Zut, excusez-moi, je me suis trompé de petit Nicolas, celui-là c’est l’enfant de Goscinny et Sempé. A peine moins médiatique…
Bon, reprenons avec la vie du vrai Petit Nicolas, l’autre c’est qu’un copieur, la preuve il est né après…
> 28 janvier 1955, naissance du petit Nicolas Sarkozy à Paris XVIIe. Quand il était petit, il était déjà petit... et second puisque c’est le deuxième fils de Paul Sarkozy de Nagy-Bocsa, aristocrate hongrois exilé en France (ah ça ira, ça ira), devenu publicitaire (déjà une famille dans la com.) et de Andrée Mallah (Barre ?), alors étudiante en droit. C’est probablement ce jour là qu’il a décidé de devenir le premier.
> 1959, Le grand Paul Sarkozy quitte le domicile conjugal et laisse cette pauvre, pauvre Andrée reprendre ses études de droit qu’elle avait abandonnées. Elle devient avocate au barreau de Nanterre pour subvenir aux besoins de ses enfants.
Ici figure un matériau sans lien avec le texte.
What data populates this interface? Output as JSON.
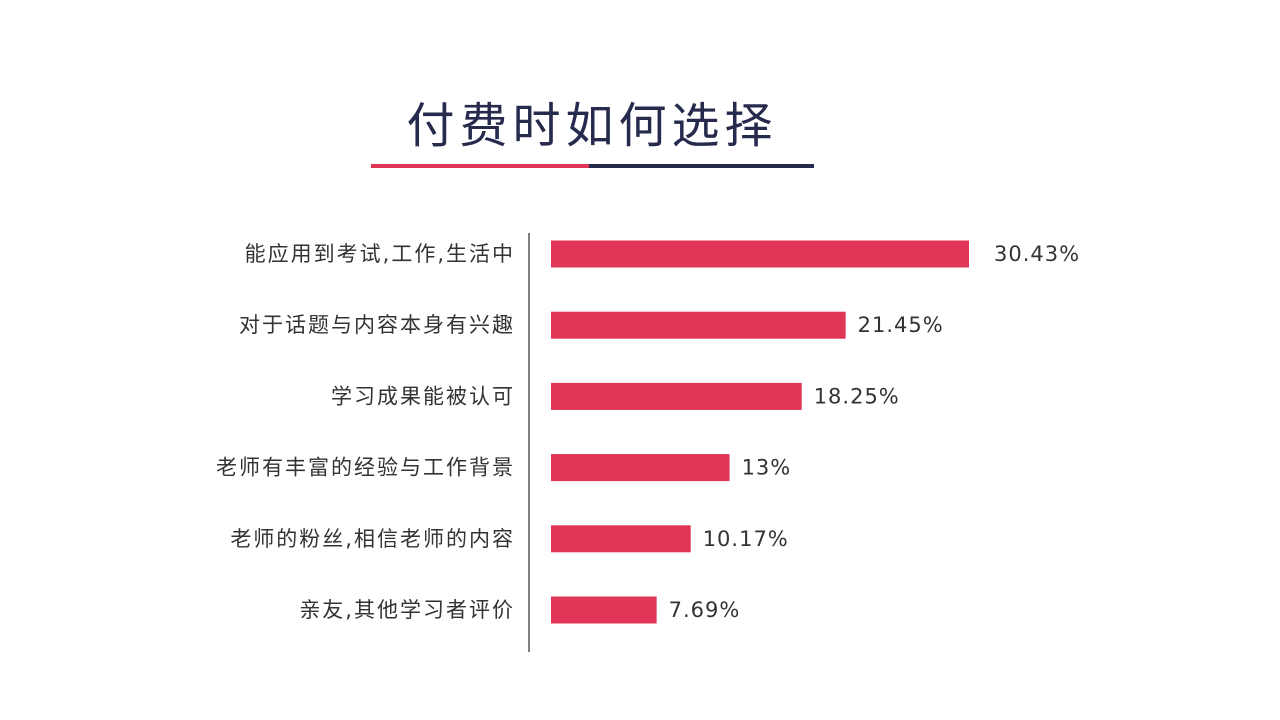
{
  "chart_data": {
    "type": "bar",
    "orientation": "horizontal",
    "title": "付费时如何选择",
    "categories": [
      "能应用到考试,工作,生活中",
      "对于话题与内容本身有兴趣",
      "学习成果能被认可",
      "老师有丰富的经验与工作背景",
      "老师的粉丝,相信老师的内容",
      "亲友,其他学习者评价"
    ],
    "values": [
      30.43,
      21.45,
      18.25,
      13,
      10.17,
      7.69
    ],
    "value_labels": [
      "30.43%",
      "21.45%",
      "18.25%",
      "13%",
      "10.17%",
      "7.69%"
    ],
    "xlabel": "",
    "ylabel": "",
    "xlim": [
      0,
      30.43
    ],
    "grid": false,
    "legend": "none",
    "bar_color": "#e03555"
  },
  "colors": {
    "title": "#262a4d",
    "accent": "#e03555",
    "underline_dark": "#262a4d"
  }
}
C’est bien, avocat ça subvient bien, surtout à Neuilly. Nico est déjà marqué par un divorce !
> 1967, le petit Nicolas redouble sa sixième au lycée public Chaptal de Neuilly. Il n’a jamais été fort en maths, lui…
> 1968 , le petit Nicolas entre au lycée privé Saint-Louis de Monceau, l’aurait-on privé de manif. ? Il y obtient son bac B en 1973. Ouf, nous n’avons pas un président matheux mais un économiste !
> 1973, la famille Sarkozy s’installe à Neuilly sur Seine. Retenez bien… Neuilly…
> 1974, ça y est c’est parti, le marathon a commencé. Le petit Nicolas adhère à l’Union des Démocrates pour la République et milite en faveur de Jacques Chaban-Delmas. Un jacques déjà !
> 1976, adhésion au RPR sous le parrainage de Big Fernandel, parfois appelé « Charles Pasqua ». Qui a dit que le patron des Hauts de Seine était un excellent formateur en embrouilles de tous genres ?
> 1978, Petit Nico obtient une maîtrise de droit privé à Paris X et part effectuer son service militaire. Lui, faire du droit public ? Vous n’y pensez pas !
> 1979, il est reçu à « Sciences-Po » Paris et envisage une carrière de journaliste. Merde, c’est raté !
> 1980, Little Nike devient président du comité de soutien des jeunes à l’élection de Grand Jacques.
> 1981, P.N. futur N.S. obtient son CAPA (certificat d’aptitude à la profession d’avocat) et un DEA de sciences politiques. Il est embauché par l’avocat Guy Danet. Il deviendra le meilleur avocat de sa propre grande cause bien à lui.
> 23 septembre 1982, Mariage de P.N.-N.S. avec Marie-Dominique Culioli, la fille d’un pharmacien corse. Son témoin n’est autre que Charlie « Pasqua », dit « le corse ». Marie-Dom. apprendra vite qu’il n’y a pas qu’en pharmacie que l’on trouve d’amères potions.
> 1983, N.S. (Neuilly Sauveur) succède à Achille Peretti au poste de Maire de Neuilly. C’est tonton Charly-belle-gueule, par ailleurs favori au départ et qui se remet d’une hernie qui doit être Heu-reux ! Mais on sait bien qu’en politique les amis c’est par derrière qu’on les apprécie.
> 1985, naissance de son premier-né Pierre, futur P.S...
> 1987, naissance du puîné Jean. 20 ans cette année, quelle belle famille !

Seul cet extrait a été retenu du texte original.